Moradores da cidade exigem a reconstrução do prédio, na Av. Boa Viagem.
Imóvel teve parte derrubada na última sexta (27) pela construtora Rio Ave.
(Foto: Katherine Coutinho / G1)
Um grupo se reuniu, na manhã deste domingo (29), em frente ao Edifício Caiçara, na Avenida Boa Viagem, Zona Sul do Recife, para cobrar a reconstrução e preservação do prédio, que começou a ser demolido na última sexta (27) pela construtora Rio Ave, proprietária do terreno. O Conselho Estadual de Cultura indeferiu o pedido de tombamento do imóvel, mas a Fundação do Patrimônio Histórico e Artístico de Pernambuco (Fundarpe) embargou a obra no local alegando que o processo ainda não foi homologado pelo governo do estado.
Acostumado a caminhar todos os dias na orla, o pescador Francisco Romero disse que se sentiu decepcionado ao ver a demolição do Caiçara. “Tenho 55 anos e sou da época que tinha casa-navio aqui, era ponto turístico. Achava que ao menos o Caiçara estava protegido”, comentou. A Rio Ave pretende construir um empreendimento no local, proposta que vem recebendo críticas de arquiteto, historiadores e moradores da cidade.
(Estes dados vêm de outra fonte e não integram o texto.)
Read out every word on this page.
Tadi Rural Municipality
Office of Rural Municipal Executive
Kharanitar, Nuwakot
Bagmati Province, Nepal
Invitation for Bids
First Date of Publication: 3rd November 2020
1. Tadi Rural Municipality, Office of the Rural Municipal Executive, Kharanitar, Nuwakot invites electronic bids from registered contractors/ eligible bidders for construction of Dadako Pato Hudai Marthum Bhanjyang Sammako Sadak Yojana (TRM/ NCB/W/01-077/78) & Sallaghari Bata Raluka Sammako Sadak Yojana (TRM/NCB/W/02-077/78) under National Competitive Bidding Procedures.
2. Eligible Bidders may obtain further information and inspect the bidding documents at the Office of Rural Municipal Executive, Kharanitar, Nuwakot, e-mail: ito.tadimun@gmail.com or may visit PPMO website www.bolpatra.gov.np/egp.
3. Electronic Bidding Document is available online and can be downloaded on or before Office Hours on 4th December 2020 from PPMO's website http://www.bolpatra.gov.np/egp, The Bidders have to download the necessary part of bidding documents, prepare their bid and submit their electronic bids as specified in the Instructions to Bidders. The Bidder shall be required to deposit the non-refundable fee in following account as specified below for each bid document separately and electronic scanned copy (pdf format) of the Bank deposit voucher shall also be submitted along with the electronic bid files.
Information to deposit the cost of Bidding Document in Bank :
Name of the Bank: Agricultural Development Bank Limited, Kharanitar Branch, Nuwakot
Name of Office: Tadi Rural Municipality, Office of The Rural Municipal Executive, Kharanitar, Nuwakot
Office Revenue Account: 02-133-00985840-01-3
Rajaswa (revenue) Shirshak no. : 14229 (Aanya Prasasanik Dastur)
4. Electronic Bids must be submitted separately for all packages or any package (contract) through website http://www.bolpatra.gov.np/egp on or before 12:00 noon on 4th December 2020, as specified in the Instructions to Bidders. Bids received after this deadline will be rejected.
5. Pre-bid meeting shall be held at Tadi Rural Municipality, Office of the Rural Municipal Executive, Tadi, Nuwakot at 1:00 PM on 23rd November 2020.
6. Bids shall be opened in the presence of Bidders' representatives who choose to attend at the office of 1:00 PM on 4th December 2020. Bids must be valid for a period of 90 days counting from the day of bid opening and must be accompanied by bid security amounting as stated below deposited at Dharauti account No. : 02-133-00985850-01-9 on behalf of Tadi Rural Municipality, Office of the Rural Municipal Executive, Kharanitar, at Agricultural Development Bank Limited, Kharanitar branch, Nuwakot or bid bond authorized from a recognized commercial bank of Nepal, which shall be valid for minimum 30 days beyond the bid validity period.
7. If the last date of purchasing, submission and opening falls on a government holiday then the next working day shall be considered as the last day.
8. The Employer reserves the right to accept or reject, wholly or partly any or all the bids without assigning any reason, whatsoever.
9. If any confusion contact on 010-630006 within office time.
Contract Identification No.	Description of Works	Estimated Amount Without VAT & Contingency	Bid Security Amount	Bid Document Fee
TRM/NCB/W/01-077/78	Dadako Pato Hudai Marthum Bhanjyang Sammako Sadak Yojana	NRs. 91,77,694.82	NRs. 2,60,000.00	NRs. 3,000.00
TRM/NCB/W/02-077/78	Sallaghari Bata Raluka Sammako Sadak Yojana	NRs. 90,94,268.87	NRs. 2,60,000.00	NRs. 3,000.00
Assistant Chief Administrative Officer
Presente ao ato, a arquiteta Nani Azevedo afirmou que a reconstrução do prédio não é difícil. “Eu acho que é até intencional provocar na população esse sentimento de morreu [em relação à destruição do imóvel]. Mas A estrutura é de alvenaria, facílima de ser reconstruída. Basta ter boa vontade. A comparação que eu faço é a seguinte: se uma pessoa sofrer um acidente, você desiste dela ou você vai colocar uma prótese? Então, em restauração, a gente pode reconstruir, mudar o revestimento, pode fazer uma intervenção nova, que ele fique marcado porque esse edifício foi agredido em determinada situação, não só ele, mas a memória cultural da nossa cidade”, explicou a representante do movimento “Salve o Caiçara”.
destruição do prédio (Foto: Katherine Coutinho / G1)
A também arquiteta Ana Cristina Lins levou a filha, Maria Clara, 11, ao protesto. “Minha tese de conclusão de curso foi sobre a preservação e revitalização do Caiçara. Foi um choque quando soube [da demolição]. Recife está perdendo a sua memória”, lamentou. “Eu senti uma dor, chorei na hora”, disse a menina, acrescentado que soube da destruição do imóvel pelas redes sociais.
A estudante Eduarda Borba lembrou que, quando menina, frequentava a área da praia em frente ao edifício. “Faz parte da minha infância, eu vinha tomar água de coco aqui”. A servidora pública Maria Albuquerque também criticou a derrubada. “É mais que destruir o patrimônio arquitetônico, o Caiçara faz parte da memória afetiva do Recife”, defendeu.
Integrante do movimento Direitos Urbanos, o professor Leonardo Cisneiros afirmou que espera a punição dos responsáveis pela demolição. “Um crime contra o patrimônio histórico não pode ficar impune. Isso mata a memória da cidade. Batalhamos por uma relação humanizada da cidade com as pessoas, ter espaços públicos vivos. Vamos fazer uma espécie de vigília aqui e marcar presença”, comentou.
Antes do início do protesto, um grupo saiu de bicicleta do Marco Zero da cidade em direção à Zona Sul, para cobrar a preservação do prédio.
(Foto: Katherine Coutinho / G1)
Em nota, a Rio Ave informou que a Prefeitura do Recife autorizou a demolição do prédio. Ainda segundo o comunicado, o processo só foi iniciado após o indeferimento do tombamento pelo Conselho Estadual de Cultura. No entanto, a Secretaria de Mobilidade e Controle Urbano do Recife disse que a licença para a demolição foi dada em novembro de 2011 e suspensa em 27 de janeiro de 2012 a pedido da Secretaria de Cultura do Recife, “que iniciava processo de análise para classificar o imóvel como especial de preservação. Por não cumprir tal decisão, a construtora será acionada e terá que pagar multa.”
O promotor Ricardo Coelho informou que vai ingressar com uma ação cautelar para responsabilização civil e administrativa da construtora além do embargo da demolição e uma ação criminal. A pena, segundo ele, é de um a três anos de reclusão e até R$ 50 milhões de multa.